Steely Dan Returns to Beacon Theatre for Nostalgic “Aja” Show


Walter Becker (left), Keith Carlock and Donald Fagen of Steely Dan perform at the Beacon Theatre in New York on Oct. 18.

(Photo: Ernest Gregory)

When guitarist Walter Becker and vocalist-keyboardist Donald Fagen—who together make up the group Steely Dan—dropped their magnum opus LP, Aja, in 1977, it was proclaimed an instant classic.

The album featured a unique combination of jazz-inflected harmonies, finessed soul grooves and literary-laced lyrics. The group’s refusal to play live after 1974 further enhanced their mythic stature.

Nearly two decades later, the band’s performance drought ended in 1993, with a 10-show engagement at New York City’s historic Beacon Theatre. And since that historic performance, generations of “Dan” fans have flocked to concert halls to see the band play. Over the years, Steely Dan has repeatedly offered a concert program that includes Aja in its entirety.

On Oct. 18 at the Beacon, the graying of Becker and Fagen’s physical forms stood in stark contrast to their infectious enthusiasm. Buoyed by their superb, jazz-literate ensemble—drummer Keith Carlock, keyboardist Jim Beard, guitarist Jon Herington, bassist Freddie Washington, saxophonists Roger Rosenberg and Walt Weiskopf, trombonist Jim Pugh and trumpeter/musical director Michael Leonhart—the dynamic duo also incorporated a trio of background vocalists into their sound. Known as The Danettes, the vocalists included Carolyn Leonhart, Cindy Mizelle and La Tanya Hall.

That lineup presented a unique challenge for Becker and Fagen. After all, the recording sessions for Aja featured a star-studded roster of elite musicians—from guitarists Larry Carlton and Lee Ritenour to drummers Bernard Purdie and Steve Gadd. Could the current batch of intrepid musicians distill all those distinct sounds into their own equally evocative statements?


From the medium-funk intro of the opener “Black Cow,” this crew managed to stay true to the tone and timbre of the LP, while laying down their own terrific, 21st-century take on the material.

With Fagen’s achey-breakey, New York-accented vocals mellowing like fine wine, he belted out the immortal lyrics “In the corner of my eye, I saw you at Rudy’s/ You were very high…,” and the sold-out crowd sang with the leader, word for word.

When it came time for Beard’s keyboard solo, he changed the sonic zip code of Victor Feldman’s original solo from its lean, mean Los Angeles-born lines to the down-home, function-at-the-junction of Beale Street.

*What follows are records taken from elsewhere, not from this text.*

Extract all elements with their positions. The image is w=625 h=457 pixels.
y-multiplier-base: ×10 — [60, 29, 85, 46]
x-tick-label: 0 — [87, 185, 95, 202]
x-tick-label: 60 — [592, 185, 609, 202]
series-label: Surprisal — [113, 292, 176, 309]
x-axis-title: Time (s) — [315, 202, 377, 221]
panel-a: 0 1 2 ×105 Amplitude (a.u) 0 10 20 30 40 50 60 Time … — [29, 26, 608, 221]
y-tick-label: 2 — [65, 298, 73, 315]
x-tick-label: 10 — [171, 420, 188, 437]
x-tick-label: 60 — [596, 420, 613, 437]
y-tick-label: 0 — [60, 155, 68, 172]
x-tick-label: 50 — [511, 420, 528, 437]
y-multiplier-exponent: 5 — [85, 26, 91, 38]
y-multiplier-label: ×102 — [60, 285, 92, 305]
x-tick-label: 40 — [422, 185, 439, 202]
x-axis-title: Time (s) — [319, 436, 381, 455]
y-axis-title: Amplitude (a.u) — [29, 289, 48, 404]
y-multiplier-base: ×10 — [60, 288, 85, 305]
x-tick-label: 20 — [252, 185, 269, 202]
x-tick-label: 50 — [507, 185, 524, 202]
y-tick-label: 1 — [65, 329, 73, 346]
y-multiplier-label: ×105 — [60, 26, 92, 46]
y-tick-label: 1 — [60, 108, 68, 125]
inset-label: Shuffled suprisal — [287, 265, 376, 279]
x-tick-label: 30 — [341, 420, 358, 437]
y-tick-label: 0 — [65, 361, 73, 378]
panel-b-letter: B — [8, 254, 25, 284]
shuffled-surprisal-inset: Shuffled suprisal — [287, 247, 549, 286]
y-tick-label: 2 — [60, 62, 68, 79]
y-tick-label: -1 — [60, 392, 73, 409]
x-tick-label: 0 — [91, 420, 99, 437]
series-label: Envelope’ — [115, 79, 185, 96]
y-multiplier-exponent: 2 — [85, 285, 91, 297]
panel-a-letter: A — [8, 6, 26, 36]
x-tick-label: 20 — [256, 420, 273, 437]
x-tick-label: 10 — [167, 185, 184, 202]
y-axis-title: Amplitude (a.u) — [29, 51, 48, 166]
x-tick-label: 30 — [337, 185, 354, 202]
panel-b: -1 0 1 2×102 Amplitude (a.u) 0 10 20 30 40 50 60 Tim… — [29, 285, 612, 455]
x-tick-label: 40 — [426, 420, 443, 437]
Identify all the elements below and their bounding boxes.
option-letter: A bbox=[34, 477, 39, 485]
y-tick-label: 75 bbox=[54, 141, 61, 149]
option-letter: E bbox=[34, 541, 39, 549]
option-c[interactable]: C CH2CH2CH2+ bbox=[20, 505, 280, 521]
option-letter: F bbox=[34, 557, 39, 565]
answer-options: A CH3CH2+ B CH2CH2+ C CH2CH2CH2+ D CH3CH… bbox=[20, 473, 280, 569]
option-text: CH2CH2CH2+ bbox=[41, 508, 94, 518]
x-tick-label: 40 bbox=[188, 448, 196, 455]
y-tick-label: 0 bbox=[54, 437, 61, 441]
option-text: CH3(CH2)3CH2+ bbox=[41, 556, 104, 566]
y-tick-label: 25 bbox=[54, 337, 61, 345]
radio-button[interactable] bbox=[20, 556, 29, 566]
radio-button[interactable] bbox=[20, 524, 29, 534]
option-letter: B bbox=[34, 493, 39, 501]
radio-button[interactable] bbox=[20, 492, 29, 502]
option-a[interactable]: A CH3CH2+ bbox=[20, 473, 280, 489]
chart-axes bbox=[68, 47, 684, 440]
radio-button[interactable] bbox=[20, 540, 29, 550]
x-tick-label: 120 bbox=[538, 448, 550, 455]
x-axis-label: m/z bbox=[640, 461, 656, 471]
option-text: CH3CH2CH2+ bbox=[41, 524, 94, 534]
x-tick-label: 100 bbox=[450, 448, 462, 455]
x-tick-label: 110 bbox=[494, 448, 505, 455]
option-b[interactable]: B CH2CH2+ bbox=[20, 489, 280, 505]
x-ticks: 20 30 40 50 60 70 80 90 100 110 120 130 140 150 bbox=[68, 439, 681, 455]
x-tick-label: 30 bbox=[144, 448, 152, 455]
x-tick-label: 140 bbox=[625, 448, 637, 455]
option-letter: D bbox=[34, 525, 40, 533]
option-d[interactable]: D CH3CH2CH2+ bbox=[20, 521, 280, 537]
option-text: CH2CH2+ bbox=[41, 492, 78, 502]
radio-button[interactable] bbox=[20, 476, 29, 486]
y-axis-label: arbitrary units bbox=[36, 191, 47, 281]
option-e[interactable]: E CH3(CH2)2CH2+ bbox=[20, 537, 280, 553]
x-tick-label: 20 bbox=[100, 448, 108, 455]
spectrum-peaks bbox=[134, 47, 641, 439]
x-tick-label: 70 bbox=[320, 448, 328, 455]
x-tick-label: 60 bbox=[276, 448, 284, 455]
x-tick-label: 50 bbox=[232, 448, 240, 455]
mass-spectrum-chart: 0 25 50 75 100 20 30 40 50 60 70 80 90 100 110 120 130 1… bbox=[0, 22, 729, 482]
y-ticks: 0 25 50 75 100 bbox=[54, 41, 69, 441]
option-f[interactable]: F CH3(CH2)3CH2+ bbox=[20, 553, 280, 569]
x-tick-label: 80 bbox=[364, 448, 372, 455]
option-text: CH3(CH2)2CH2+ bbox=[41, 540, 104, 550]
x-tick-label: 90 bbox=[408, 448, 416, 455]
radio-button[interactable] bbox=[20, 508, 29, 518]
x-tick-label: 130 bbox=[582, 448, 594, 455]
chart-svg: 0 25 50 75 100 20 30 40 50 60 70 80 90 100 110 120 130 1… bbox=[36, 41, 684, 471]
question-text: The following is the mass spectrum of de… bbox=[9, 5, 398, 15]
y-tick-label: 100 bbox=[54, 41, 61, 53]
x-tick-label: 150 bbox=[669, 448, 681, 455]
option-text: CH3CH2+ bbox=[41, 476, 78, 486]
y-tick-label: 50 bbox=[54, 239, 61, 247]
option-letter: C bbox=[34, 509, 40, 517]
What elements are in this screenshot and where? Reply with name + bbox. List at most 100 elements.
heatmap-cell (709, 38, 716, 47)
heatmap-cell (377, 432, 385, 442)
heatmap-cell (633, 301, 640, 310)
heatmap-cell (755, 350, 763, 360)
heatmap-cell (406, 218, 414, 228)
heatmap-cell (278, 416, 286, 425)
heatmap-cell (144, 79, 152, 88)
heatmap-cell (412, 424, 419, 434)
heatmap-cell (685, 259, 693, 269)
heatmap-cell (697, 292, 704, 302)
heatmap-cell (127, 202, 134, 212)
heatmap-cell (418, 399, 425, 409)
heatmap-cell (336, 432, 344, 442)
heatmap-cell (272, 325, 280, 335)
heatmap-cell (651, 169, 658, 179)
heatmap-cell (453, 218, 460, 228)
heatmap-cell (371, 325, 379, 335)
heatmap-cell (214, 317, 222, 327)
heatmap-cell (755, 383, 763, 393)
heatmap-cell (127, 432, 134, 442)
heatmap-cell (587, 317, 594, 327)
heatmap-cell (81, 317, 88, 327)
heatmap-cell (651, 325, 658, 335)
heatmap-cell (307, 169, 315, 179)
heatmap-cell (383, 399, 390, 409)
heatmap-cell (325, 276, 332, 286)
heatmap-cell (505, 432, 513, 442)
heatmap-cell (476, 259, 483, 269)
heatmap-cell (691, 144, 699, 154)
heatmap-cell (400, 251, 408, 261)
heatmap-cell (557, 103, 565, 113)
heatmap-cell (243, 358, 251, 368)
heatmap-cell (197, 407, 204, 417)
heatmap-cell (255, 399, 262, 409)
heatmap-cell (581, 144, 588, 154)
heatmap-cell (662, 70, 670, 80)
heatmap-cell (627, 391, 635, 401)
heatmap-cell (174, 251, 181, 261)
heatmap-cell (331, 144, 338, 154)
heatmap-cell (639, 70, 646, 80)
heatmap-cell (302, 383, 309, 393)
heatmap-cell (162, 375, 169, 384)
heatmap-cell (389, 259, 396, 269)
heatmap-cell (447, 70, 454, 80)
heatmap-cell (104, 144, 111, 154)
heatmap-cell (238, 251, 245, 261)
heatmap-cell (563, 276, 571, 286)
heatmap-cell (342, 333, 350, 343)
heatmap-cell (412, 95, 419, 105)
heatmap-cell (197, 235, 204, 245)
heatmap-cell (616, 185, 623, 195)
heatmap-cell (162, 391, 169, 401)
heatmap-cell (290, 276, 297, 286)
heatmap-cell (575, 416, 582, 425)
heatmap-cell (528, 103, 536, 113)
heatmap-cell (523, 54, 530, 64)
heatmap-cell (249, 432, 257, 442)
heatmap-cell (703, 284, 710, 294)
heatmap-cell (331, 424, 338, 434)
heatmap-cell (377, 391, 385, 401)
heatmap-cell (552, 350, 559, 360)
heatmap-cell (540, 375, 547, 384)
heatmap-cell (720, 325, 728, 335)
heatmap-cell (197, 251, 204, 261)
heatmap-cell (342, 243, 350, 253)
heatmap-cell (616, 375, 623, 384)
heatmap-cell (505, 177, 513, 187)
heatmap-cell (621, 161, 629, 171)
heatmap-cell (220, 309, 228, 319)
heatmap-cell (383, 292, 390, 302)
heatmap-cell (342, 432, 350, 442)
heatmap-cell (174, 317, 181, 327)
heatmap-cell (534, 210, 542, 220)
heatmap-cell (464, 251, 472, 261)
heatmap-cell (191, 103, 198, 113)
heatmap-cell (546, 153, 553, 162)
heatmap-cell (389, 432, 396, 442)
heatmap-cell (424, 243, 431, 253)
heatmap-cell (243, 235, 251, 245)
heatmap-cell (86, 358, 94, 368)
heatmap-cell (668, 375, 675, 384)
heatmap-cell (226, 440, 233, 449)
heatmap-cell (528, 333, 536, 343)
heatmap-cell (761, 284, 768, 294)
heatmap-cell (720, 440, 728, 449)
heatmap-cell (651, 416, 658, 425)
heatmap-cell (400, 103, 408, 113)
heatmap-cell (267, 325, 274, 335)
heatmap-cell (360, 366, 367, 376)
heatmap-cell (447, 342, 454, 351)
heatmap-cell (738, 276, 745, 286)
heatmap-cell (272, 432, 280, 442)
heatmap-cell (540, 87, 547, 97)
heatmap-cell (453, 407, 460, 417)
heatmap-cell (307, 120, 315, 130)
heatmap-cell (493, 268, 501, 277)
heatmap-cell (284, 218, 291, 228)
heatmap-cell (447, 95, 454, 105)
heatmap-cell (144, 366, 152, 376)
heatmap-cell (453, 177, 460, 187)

The instrumental zenith of the evening was the group’s powerful and passionate rendering of the album’s title track, arguably, Becker and Fagen’s most complex work. An eight-plus minute melding of rock and post-bop jazz, the song was made even more immortal by tenor saxophonist Wayne Shorter’s penetrating and pointillistic solo on the record.

Rosenberg bravely and boldly delivered his own equally algorithmic baritone sax solo, drawing from an impressive Mount Olympus of saxophone influences, from Gerry Mulligan to John Coltrane.

Carlock’s vivid and volcanic drumming—an amazing amalgam of rhythms—lifted the bandstand. Fagen’s nifty melodica playing provided the right Eastern seasoning, which blended well with the Buddha-like statues that adorned the theater.

When Fagen sang on the haunting “Deacon Blues, ” Weiskopf provided his own terrific take on the classic saxophone riff with his Parker-mooded alto spotlight. By the time Steely Dan got to “Home At Last”—the band’s bluesy, mid-tempo ode to Homer’s Odyssey—the mostly baby boomer audience was on their feet dancing. It was quite clear that while the audience appreciated the impressive, non-stop performance of the LP, it wanted more.

So when Fagen, declared that Aja was over, and that the band was “about to get into some random shit,” the audience got what they wanted: a pleasing potpourri of greatest hits. Highlights included a souped-up version of “Bodhisattva,” a bass-heavy take on “Hey Nineteen” a twangy “Black Friday,” “Reelin’ In The Years” “Two Against Nature,” “Kid Charlemagne” and the lone non-Becker/Fagen song, David Palmer’s beautiful ballad, “Dirty Work,” which featured the individual talents of the Danettes.

And while the band shined, clearly the night belong to Becker. His superb guitar went to the well of the blues—every note pregnant with purpose and poise. For five decades, he and Fagen have made significant contributions to the world of jazz. And they ain’t done yet.